Тактический ядерный заряд в полкилотонны вблизи от военной базы во
Фраскати. Радиоподрывники на местах. На завтра италийцы акций не ожидают -
объявление дадим в семь утра, за полчаса до взрывов. На эвакуацию им
хватит.
Зеев впервые услышал, что, кроме обычных мин, установлен и
тактический ядерный заряд. Он знал, конечно, что в Обществе существуют
секретные секции, что задавать кое-какие вопросы нельзя, он и не задавал,
но хотел бы все же знать, каким образом людям Амитая удалось заполучить
компоненты плутониевой бомбы, собрать ее - не говоря уж о том, чтобы
доставить на место! Иногда ему казалось, что он завидует Амитаю - не
столько его молодости (какой смысл завидовать тому, что определяется
только волей Творца?), сколько способности принимать неожиданные решения,
самоуверенной силе в лучшем смысле понятия "самоуверенность". Задумавшись,
он пропустил несколько фраз и поймал конец предложения рава Штейнгольца:
- ...А в семь пятьдесят я выступлю по радио и объясню причины акции.

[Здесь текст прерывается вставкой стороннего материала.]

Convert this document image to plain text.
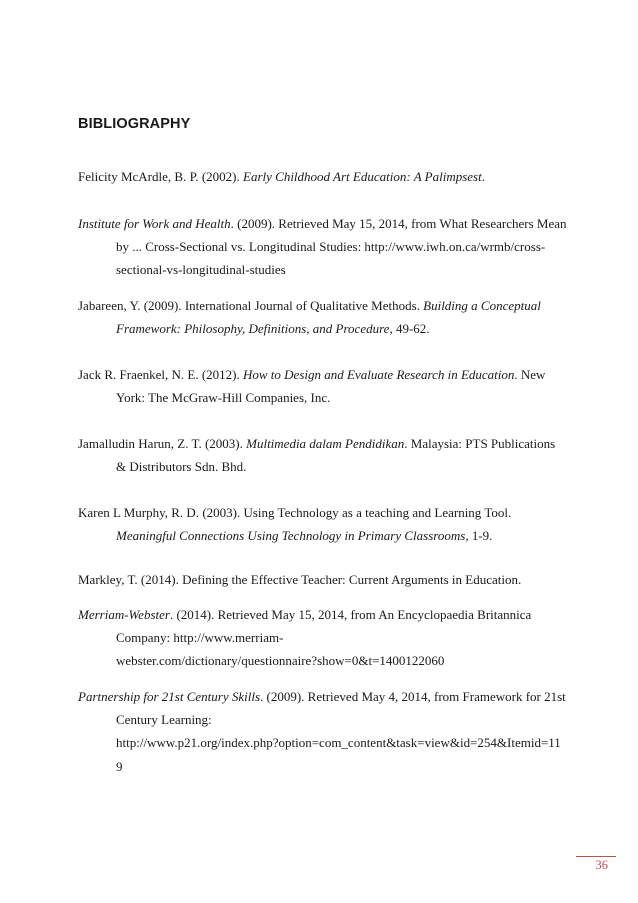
BIBLIOGRAPHY

Felicity McArdle, B. P. (2002). Early Childhood Art Education: A Palimpsest.

Institute for Work and Health. (2009). Retrieved May 15, 2014, from What Researchers Mean
by ... Cross-Sectional vs. Longitudinal Studies: http://www.iwh.on.ca/wrmb/cross-
sectional-vs-longitudinal-studies

Jabareen, Y. (2009). International Journal of Qualitative Methods. Building a Conceptual
Framework: Philosophy, Definitions, and Procedure, 49-62.

Jack R. Fraenkel, N. E. (2012). How to Design and Evaluate Research in Education. New
York: The McGraw-Hill Companies, Inc.

Jamalludin Harun, Z. T. (2003). Multimedia dalam Pendidikan. Malaysia: PTS Publications
& Distributors Sdn. Bhd.

Karen L Murphy, R. D. (2003). Using Technology as a teaching and Learning Tool.
Meaningful Connections Using Technology in Primary Classrooms, 1-9.

Markley, T. (2014). Defining the Effective Teacher: Current Arguments in Education.

Merriam-Webster. (2014). Retrieved May 15, 2014, from An Encyclopaedia Britannica
Company: http://www.merriam-
webster.com/dictionary/questionnaire?show=0&t=1400122060

Partnership for 21st Century Skills. (2009). Retrieved May 4, 2014, from Framework for 21st
Century Learning:
http://www.p21.org/index.php?option=com_content&task=view&id=254&Itemid=11
9

36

- И италийская полиция тут же просчитает твой голос, - резко сказал
Марк, - и им понадобится ровно полчаса, чтобы тебя арестовать!
- Нет, - покачал головой рав, - я буду говорить голосом их так
называемого президента Ливия Тацита. Неужели ты думаешь, Марк, что наши
ученые не могут сделать то, на что способен выпускник любого компьютерного
колледжа?
Марк, судя по всему, сомневался в способностях выпускников колледжей,
но возражать не стал - в конце концов, раву виднее. Проголосовали и быстро
разошлись - время поджимало. По дороге домой Зеев заскочил в магазин,
единственный в районе новостроек, который работал, когда италийцы
закрывали территории Тосканы и Умбрии. Магазин был уже пуст, у входа стоял
армейский патруль, и офицер-италиец демонстративно показал Зееву на часы -
до начала комендантского часа оставалось десять минут.
Кипя от злости, Зеев купил хлеба и молока и припустил по улице будто
заяц, убегающий от волка. Стыдно. Ничего, за мой сегодняшний стыд, - думал
он, - вы ответите сполна. И вы, и дети ваши.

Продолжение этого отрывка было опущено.